If you can't fit everything (or at least an extremely high percentage of the run time execution >> 95%) into L1P, then turning it off as cache is a big mistake.  If you can put everything into L1P, then the amount of space it consumes is negligible. 

Can you give me a run down of how much space you need for Data and how much of Code.  You can generate a .map file with the linker (simple option to add) and it will tell you what everything is and where it is.

Best Regards,

Chad

We have 8 cores running different programs operating on video frames about 1 Mbyte each. The plan is to operate on about 20 independent streams simultaneously. Most of the cores need to operate on multiple sequential frames from each stream to perform their function. The frames and intermediate data must be stored in DDR3.

We use IPC and SYS/BIOS for communicating between the cores (maybe that was a mistake, but it's too late to redo that part). The algorithm code is carefully crafted to use L2 for intermediate data. The EMDA is used to copy data between DDR3 and L2. There's no way we can use L2 for cache--not even part of it.

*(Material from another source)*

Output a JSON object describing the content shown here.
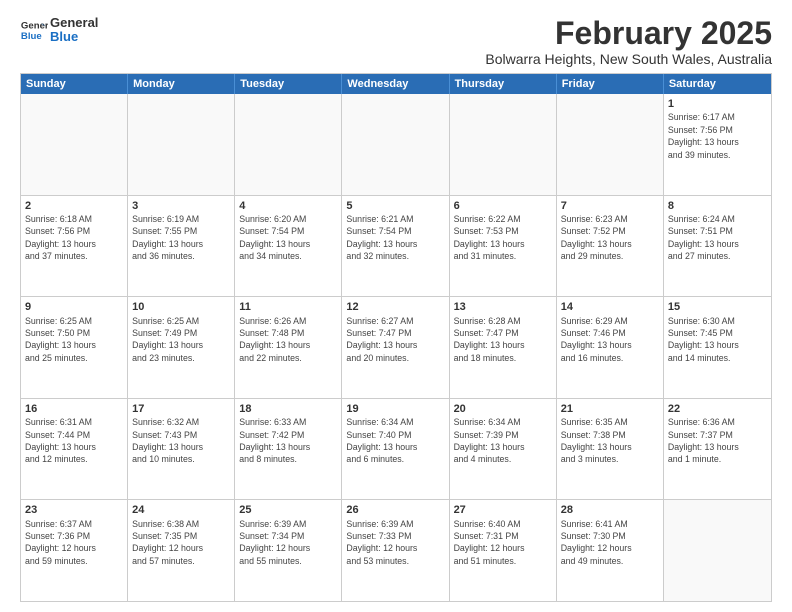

The executable for every core is different, so the MSMC would need to be partitioned to handle the different processors. Part of MSMC is used by the network stack for buffers. The network will probably not be used on the quad board, but we need it on the EVM so that will need a partition, too. I have built the executable for every processor using only DDR3. Adding up the sizes I get over 4.5 Meg. Adding up only .text gives me just over 2 Meg, so I can probably fit things in MSMC if I'm really careful.

I'm still not sure that turning on the L1P cache would do much. I tried that once and it didn't seem to help. I turned it on by setting the L1P mode to 32K in the platform file. Did this actually turn on the cache, or do I have to do something special?

Thanks,
Fred

Based on this.  Turning off the L1P would be extremely detrimental to performance.  You'll never get the caching advantage.  I agree turning off Local L2 cache and keeping data there is a good thing, but putting the program in MSMC L2 is probably the smart thing to do.  It should be no more difficult that having it in DDR from a partitioning perspective. 

As mentioned earlier the L1P and L1D cache's are on after booting the device, setting it to on again will not change anything.  Please note that caching the program stored in MSMC L2 is going to be much more efficient then caching it directly to L1P via DDR.

Best Regards,

Chad

Fred, regarding your question "I have not seen a description of events that happen at startup in any of the documentation .... .... what all of the various pieces do (boot code, gel file, _c_int00, SYS/BIOS startup) ", I recommend the following:

SPRUGY5A (Bootloader User Guide), in particular Section 2.2 "Bootloader Initialization after POR", where it mentions about L1D and L1P being set to all-cache at power-up.

c_int00 - See the actual code in .../bios_6_32_05_54/packages/ti/bios/support/boot.c. Note that c_int00 calls your own main(), then calls BIOS_start().

SPRUEX3K (BIOS User's Guide) Section 6.6.1 explains that the cache parameters defined in the platform file are set during BIOS_start().

I load over PCIe and so don't use a gel file, so I can't comment on that.

Regards, Jon

PS Chad, thanks, you are right, DDR can't be used until it is properly configured.